Goldstein looked...stunned, which she was pretty sure was an unusual happening. The Homeland Security duo looked just as surprised. Singh, recovering first, gave Fisher a sharp look.

Anna smiled warmly and reached out to shake the hand that Goldstein had automatically extended at the start of the introductions.

"Hello, Special Agent Goldstein," she said earnestly. "I know that I'm not what you were planning on, but I'll do my best. We're waiting on the Cantrip people and my husband, who has gone out to get coffee."

Charles would be here soon. She'd hoped to wait until the Cantrip people came, but she'd have to take what she could get. If Charles got here before she explained the rules, it might be disastrous.

Anna glanced at them all and blew out a breath. "Listen, there isn't much time. We'll help you. But there are some things you should know. We all need to be sitting down when my husband arrives. Don't look him in the eye. If you do, please, blink or look away if he meets your gaze. Don't touch me, not even casually. I'm going to sit with an empty chair between me and anyone else." Bran had cautioned her before they'd left. In Aspen Creek, in the pack, Charles would be confident in her safety. That could change in a moment out of his territory. Anna was pretty sure he'd be fine. It wasn't Brother Wolf who was in trouble; it was Charles. But she'd promised Bran she'd do what she could to avoid trouble.

Goldstein's face tightened, but it was Singh who asked, "Is he dangerous?"

Anna snorted. "Of course he is. I'm dangerous and I'd bet that you're pretty dangerous, too. This isn't about who is the most dangerous; it's about being smart and keeping everything low-key."

"Are you playing good cop, bad cop with us?" asked Jim Pierce.

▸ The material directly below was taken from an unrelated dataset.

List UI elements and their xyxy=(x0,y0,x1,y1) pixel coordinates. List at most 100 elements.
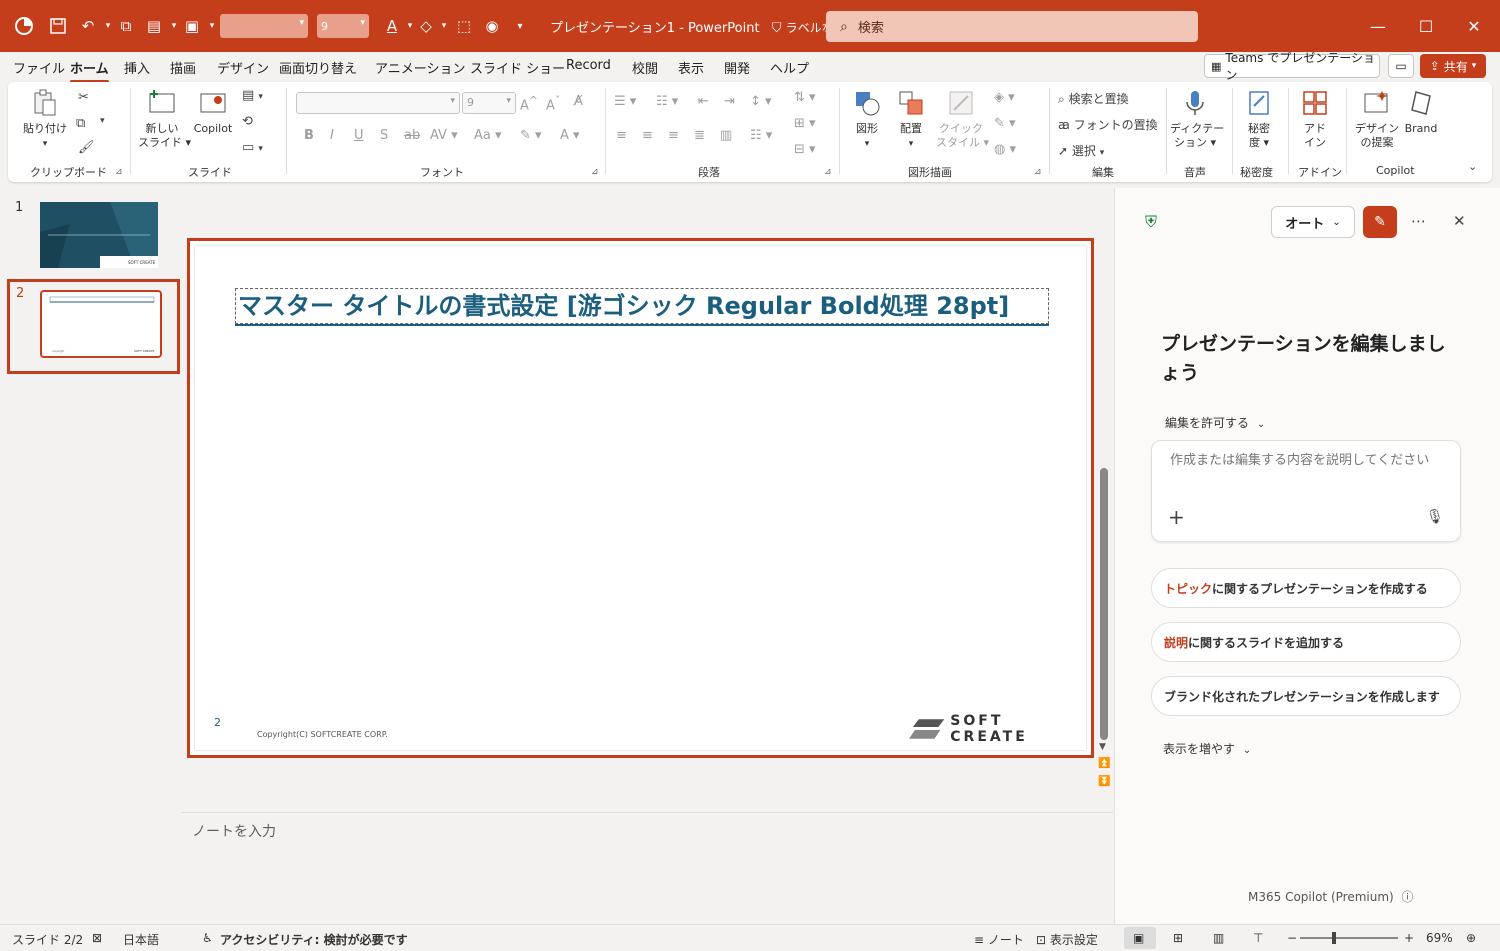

"Dominant werewolves don't mix well with others," Anna told them. "If you play my game, we'll all be a little happier." She gave Singh, who looked the least happy, a stern look. "If you were meeting a Chinese foreign minster, wouldn't you listen to someone giving you a few pointers in Chinese manners? Think of it like that."

Chapter 3

Charles held two of the awkward drink carriers and strode through the crowded hotel lobby. In his hurry, it didn't dawn on him that there was anything unusual about the way his path cleared, or the empty elevator that took him to the third floor where their meeting with the feds was to take place. Not until the man waiting for the elevator when it opened on the third floor backed up three paces and, keeping a wary eye on Charles, broke for the stairs, did it strike him that people's reactions had been a little unusual.

He was a big man and Indian. (He'd been Indian for more than a century and only occasionally thought of himself as Native American. When he paid any attention at all, he might consider himself half-breed Salish or Flathead.) The combination of size and ethnicity usually had people avoiding him, especially in places where Indians weren't as commonplace. Not their fault; it was in the nature of man to find the unknown intimidating, especially when it came in the shape of a big predator. His da dismissed it, but Charles was pretty sure that somewhere in their hindbrain most people knew a predator when they met one.

His brother maintained that what sent people backing away was neither his size nor his mother's blood, but solely the expression on his face. To test Samuel's theory, Charles had tried smiling - and then solemnly reported to Samuel that he had been mistaken. When Charles smiled, he told Samuel, people just ran faster.